We arrived at the summit at 3:30. Unfortunately, we were still a LONG ways from the car. Using mostly beta from Mountain Project, we decided to take the Oak Creek trail down. We had also read on several comments that there was in fact an easier way to get down into Oak Creek proper. The description, however, was not the greatest. In the end, we hiked for approximately an hour over sand stone and limestone scree, crossed 4 gullies (always staying left, exiting the gullies), and eventually found the “easier gully” for descent down into Oak Creek. We saw this pretty amazing balanced rock on top of a tower as we went down the gully. You can see this tower near the top of the descent gully. If you can’t see this tower, you are in the wrong gully (at least not the gully we went down). There was one section of static rope that required a “bat man” hand over hand descent down a slab face for about 30 feet. Not a bad ordeal. The rest of the deproach down this gully was quite straight forward and non-technical.
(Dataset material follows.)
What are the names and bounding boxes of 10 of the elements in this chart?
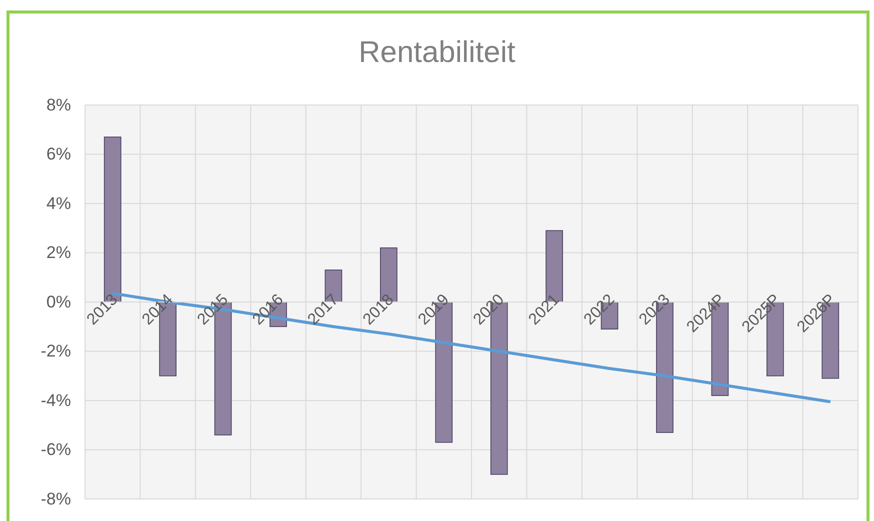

I would say this would be the safest descent in the dark, although I wouldn’t want to try it.
We also disrupted a herd of probably 20 big horn sheep who were hanging out near the balanced rock. If I had to guess, I would say the balanced rock formation is around 100 feet tall, possibly more. Fantastic!
The rest of the “deproach” was a typical Red Rock experience. Scramble down a sandstone slab, scramble over boulders in a wash, find a trail and hike out. The total time back to the car from the summit was 4 hours. Both Ash and I were completely exhausted on the hike out. We had barely any water left, and as such, didn’t want to eat anything. I remember feeling really exhausted, taking a sip of water, and feeling a temporary boost in energy 30 seconds later. We were both afraid to sit down and rest. We weren’t sure we would be able to stand back up and continue hiking if we sat down! We encouraged each other by talking about what we wanted to rehydrate with. Ash was envisioning a Big Gulp of Dr. Pepper, and I was envisioning a Seven Eleven cherry smoothie.
All in all, our trip took us 14 1/2 hours from car to car. We arrived back at the car at about 8:00 PM, but before dark! A very very long day. I was stoked to have completed my first Grade V climb. I couldn’t believe the difference between Grade IV and Grade V. Such a huge gap between the two. Here’s a picture of how we felt at the end of the day and on the drive home (somewhat dramatized).
My experience in this adventure gave me a lot of respect for the Grade V rating on climbs. I have never been so spent after a day of climbing! I definitely suffered from a Grade V hangover for a couple days after the adventure, but got back on the rock on Tuesday afternoon.